The most recent ceasefire deal promises international and United Nations support for the Lebanese Army. Lebanon’s caretaker government has already begun recruitment processes in anticipation of Israeli withdrawal. Yet, as the LAF’s experience in the 1980s indicates, there is little hope for an army functioning without a government. Given the international community’s reluctance to address Lebanon’s ongoing political and economic crises – which predate the Israeli invasion of October 2024 – there is ample reason for scepticism about the LAF’s ability to enforce the terms of the ceasefire.
Another concerning aspect of the ceasefire deal is Hochstein’s rapid pivot toward Gaza. He, and other US officials, have indicated optimism that the Hizbollah deal will bring Hamas to the negotiating table for a hostage release deal. This, too, has strong historical resonance. In September 1982, after Philip Habib’s herculean efforts produced a ceasefire in Lebanon, the Reagan administration announced a widespread plan for peace between Israel and the Palestinians. Shifting resources and attention away from Lebanon, the White House pulled US Marines out of Beirut, where they had been enforcing Habib’s ceasefire. Within days of their withdrawal, Lebanon’s president-elect was assassinated, Israeli troops swept into West Beirut, and one of the Lebanese Civil War’s bloodiest massacres unfolded in the Sabra and Chatila refugee camps. The Marines returned to Beirut, less than two weeks after they had left.
While Hochstein’s pivot away from Lebanon will not produce the same dire consequences as that of the Reagan White House, it is nevertheless suggestive of a certain path-dependency in US thinking about Lebanon. Lebanon’s crises, which are certainly tied to broader regional crises, merit their own specific, sustained attention from both the White House and the international community. Announcing a ceasefire has a way of diverting attention, rather than building it.
Speculating about the future in the Middle East is a foolish endeavour. Nevertheless, there are suggestive developments afoot that hint at what might happen in two months, when the deal expires.
Tehran can be expected to develop new strategies for influence. Iran is on the backfoot after Israel wiped out Hizbollah’s leadership and middle-tier officer cadre in Lebanon. Developments this week in Syria also suggest that Iran’s influence is waning in Damascus – despite the fact that Assad relies on Iranian troops to maintain his chokehold on power.

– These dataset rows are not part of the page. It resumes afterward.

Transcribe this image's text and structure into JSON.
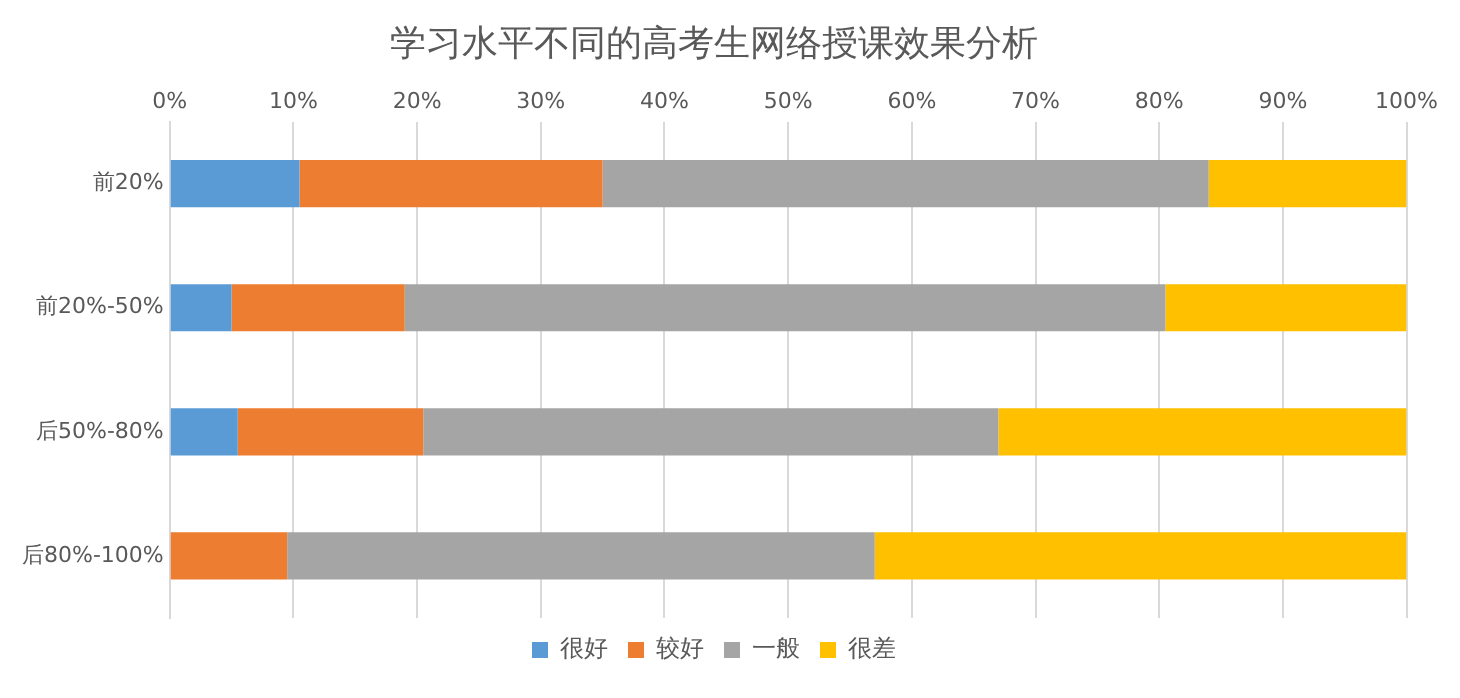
{
  "chart_data": {
    "type": "bar",
    "title": "学习水平不同的高考生网络授课效果分析",
    "orientation": "horizontal",
    "stacked": true,
    "categories": [
      "前20%",
      "前20%-50%",
      "后50%-80%",
      "后80%-100%"
    ],
    "series": [
      {
        "name": "很好",
        "color": "#5b9bd5",
        "values": [
          10.5,
          5,
          5.5,
          0
        ]
      },
      {
        "name": "较好",
        "color": "#ed7d31",
        "values": [
          24.5,
          14,
          15,
          9.5
        ]
      },
      {
        "name": "一般",
        "color": "#a5a5a5",
        "values": [
          49,
          61.5,
          46.5,
          47.5
        ]
      },
      {
        "name": "很差",
        "color": "#ffc000",
        "values": [
          16,
          19.5,
          33,
          43
        ]
      }
    ],
    "xlim": [
      0,
      100
    ],
    "xticks": [
      {
        "value": 0,
        "label": "0%"
      },
      {
        "value": 10,
        "label": "10%"
      },
      {
        "value": 20,
        "label": "20%"
      },
      {
        "value": 30,
        "label": "30%"
      },
      {
        "value": 40,
        "label": "40%"
      },
      {
        "value": 50,
        "label": "50%"
      },
      {
        "value": 60,
        "label": "60%"
      },
      {
        "value": 70,
        "label": "70%"
      },
      {
        "value": 80,
        "label": "80%"
      },
      {
        "value": 90,
        "label": "90%"
      },
      {
        "value": 100,
        "label": "100%"
      }
    ],
    "grid": "x",
    "legend": "bottom"
  }
}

The Israeli withdrawal from South Lebanon – which will not unfold peacefully – will provide Iran with many opportunities to rebuild its influence. Historically, Israeli withdrawals from the region have produced circumstances ripe for exploitation by extremist groups. The longer the process takes, the more opportunities will arise.

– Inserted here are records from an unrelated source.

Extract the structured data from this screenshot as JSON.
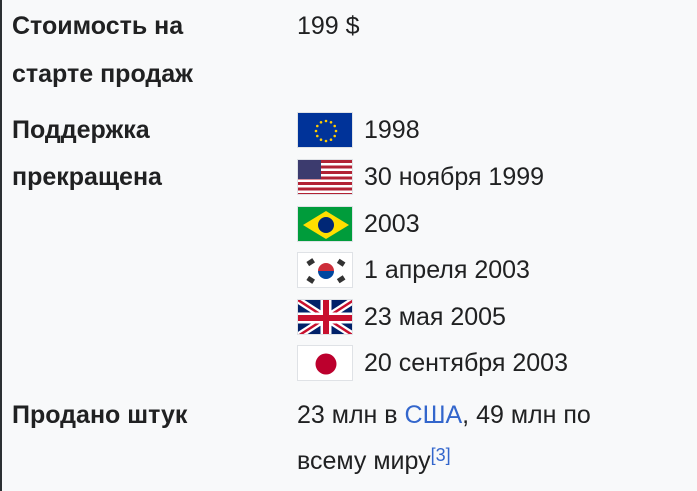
{
  "rows": [
    {
      "label_lines": [
        "Стоимость на",
        "старте продаж"
      ],
      "value": "199 $"
    },
    {
      "label_lines": [
        "Поддержка",
        "прекращена"
      ],
      "items": [
        {
          "flag": "eu-flag-icon",
          "text": "1998"
        },
        {
          "flag": "usa-flag-icon",
          "text": "30 ноября 1999"
        },
        {
          "flag": "brazil-flag-icon",
          "text": "2003"
        },
        {
          "flag": "south-korea-flag-icon",
          "text": "1 апреля 2003"
        },
        {
          "flag": "uk-flag-icon",
          "text": "23 мая 2005"
        },
        {
          "flag": "japan-flag-icon",
          "text": "20 сентября 2003"
        }
      ]
    },
    {
      "label_lines": [
        "Продано штук"
      ],
      "value_parts": {
        "pre": "23 млн в ",
        "link": "США",
        "mid": ", 49 млн по",
        "line2": "всему миру",
        "ref": "[3]"
      }
    }
  ],
  "colors": {
    "link": "#3366cc",
    "background": "#f8f9fa",
    "text": "#202122"
  }
}
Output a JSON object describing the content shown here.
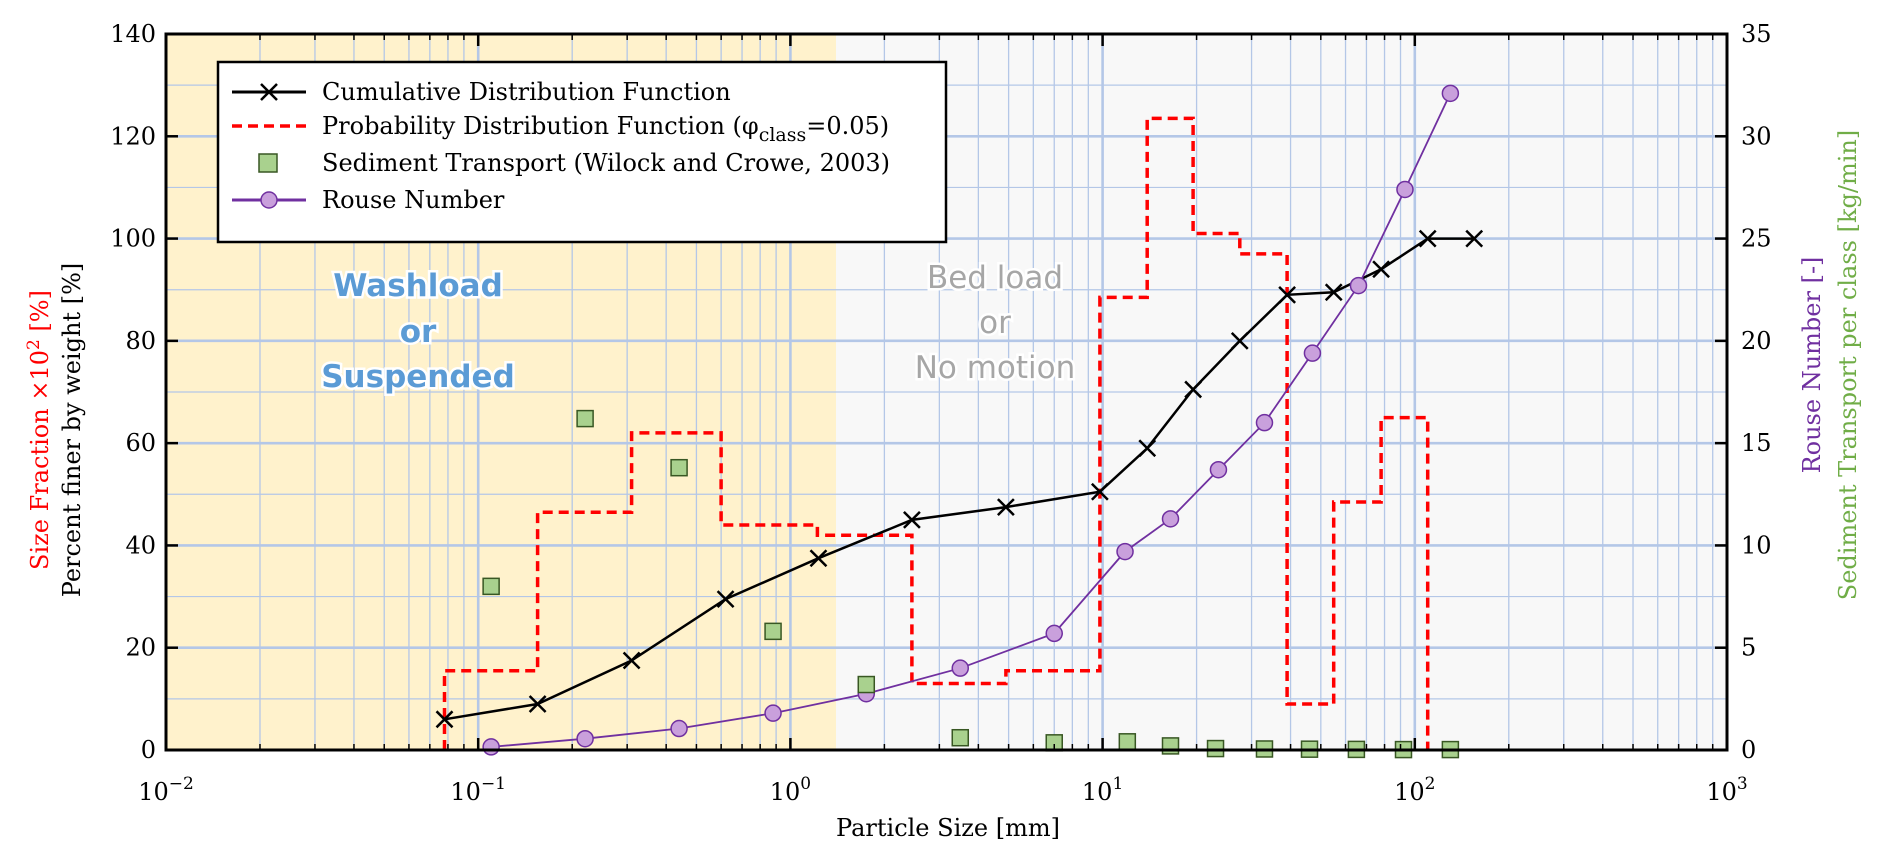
{
  "colors": {
    "washload_region": "#fff2cc",
    "bedload_region": "#f8f8f8",
    "grid": "#b4c7e7",
    "cdf": "#000000",
    "pdf": "#ff0000",
    "sediment_fill": "#a9d18e",
    "sediment_stroke": "#385723",
    "rouse_line": "#7030a0",
    "rouse_fill": "#c9a0dc",
    "annot_wash": "#5b9bd5",
    "annot_bed": "#a6a6a6",
    "y2_title": "#7030a0",
    "y3_title": "#70ad47",
    "y1_red": "#ff0000"
  },
  "chart_data": {
    "type": "line",
    "x_scale": "log",
    "xlim": [
      0.01,
      1000
    ],
    "ylim_left": [
      0,
      140
    ],
    "ylim_right": [
      0,
      35
    ],
    "grid": true,
    "legend_position": "top-left",
    "xlabel": "Particle Size [mm]",
    "ylabel_left_line1": "Size Fraction ×10",
    "ylabel_left_line1_sup": "2",
    "ylabel_left_line1_end": " [%]",
    "ylabel_left_line2": "Percent finer by weight [%]",
    "ylabel_right_line1": "Rouse Number [-]",
    "ylabel_right_line2": "Sediment Transport per class [kg/min]",
    "x_ticks": [
      {
        "base": "10",
        "exp": "−2"
      },
      {
        "base": "10",
        "exp": "−1"
      },
      {
        "base": "10",
        "exp": "0"
      },
      {
        "base": "10",
        "exp": "1"
      },
      {
        "base": "10",
        "exp": "2"
      },
      {
        "base": "10",
        "exp": "3"
      }
    ],
    "y_left_ticks": [
      "0",
      "20",
      "40",
      "60",
      "80",
      "100",
      "120",
      "140"
    ],
    "y_right_ticks": [
      "0",
      "5",
      "10",
      "15",
      "20",
      "25",
      "30",
      "35"
    ],
    "regions": [
      {
        "x_from": 0.01,
        "x_to": 1.4,
        "label_lines": [
          "Washload",
          "or",
          "Suspended"
        ]
      },
      {
        "x_from": 1.4,
        "x_to": 1000,
        "label_lines": [
          "Bed load",
          "or",
          "No motion"
        ]
      }
    ],
    "series": [
      {
        "name": "Cumulative Distribution Function",
        "axis": "left",
        "x": [
          0.078,
          0.155,
          0.31,
          0.62,
          1.23,
          2.45,
          4.9,
          9.8,
          13.9,
          19.5,
          27.5,
          39,
          55,
          78,
          110,
          155
        ],
        "y": [
          6,
          9,
          17.5,
          29.5,
          37.5,
          45,
          47.5,
          50.5,
          59,
          70.5,
          80,
          89,
          89.5,
          94,
          100,
          100
        ]
      },
      {
        "name": "Probability Distribution Function (φ",
        "name_sub": "class",
        "name_end": "=0.05)",
        "axis": "left",
        "type": "step",
        "x": [
          0.078,
          0.078,
          0.155,
          0.155,
          0.31,
          0.31,
          0.6,
          0.6,
          1.22,
          1.22,
          2.45,
          2.45,
          4.9,
          4.9,
          9.8,
          9.8,
          13.9,
          13.9,
          19.5,
          19.5,
          27.5,
          27.5,
          39,
          39,
          55,
          55,
          78,
          78,
          110,
          110
        ],
        "y": [
          0,
          15.5,
          15.5,
          46.5,
          46.5,
          62,
          62,
          44,
          44,
          42,
          42,
          13,
          13,
          15.5,
          15.5,
          88.5,
          88.5,
          123.5,
          123.5,
          101,
          101,
          97,
          97,
          9,
          9,
          48.5,
          48.5,
          65,
          65,
          0
        ]
      },
      {
        "name": "Sediment Transport (Wilock and Crowe, 2003)",
        "axis": "right",
        "type": "scatter",
        "x": [
          0.11,
          0.22,
          0.44,
          0.88,
          1.75,
          3.5,
          7,
          12,
          16.5,
          23,
          33,
          46,
          65,
          92,
          130
        ],
        "y": [
          8,
          16.2,
          13.8,
          5.8,
          3.2,
          0.6,
          0.35,
          0.4,
          0.2,
          0.07,
          0.05,
          0.04,
          0.03,
          0.02,
          0.02
        ]
      },
      {
        "name": "Rouse Number",
        "axis": "right",
        "x": [
          0.11,
          0.22,
          0.44,
          0.88,
          1.75,
          3.5,
          7,
          11.8,
          16.5,
          23.5,
          33,
          47,
          66,
          93,
          130
        ],
        "y": [
          0.15,
          0.55,
          1.05,
          1.8,
          2.75,
          4,
          5.7,
          9.7,
          11.3,
          13.7,
          16,
          19.4,
          22.7,
          27.4,
          32.1
        ]
      }
    ]
  }
}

Both Israel and Iran expect the incoming Trump Administration to further reduce US involvement in the Middle East. It is likely that Israeli Prime Minister Benjamin Netanyahu expects Trump’s White House to ‘bully’ the International Criminal Court into rescinding its arrest warrants for Netanyahu and former Minister of Defence Yoav Gallant.
With a virtually free hand in the region, Netanyahu can be expected to act on his new defense minister Israel Katz’s threat to make ‘no distinction’ between Lebanon and Hizbollah if there are ceasefire violations. That distinction – which Netanyahu and the IDF general command already blur quite liberally – has kept Israel from unleashing the full force of its military on Beirut. Without it, Lebanon’s long, stutter-stepping ceasefires may come to a more permanent end.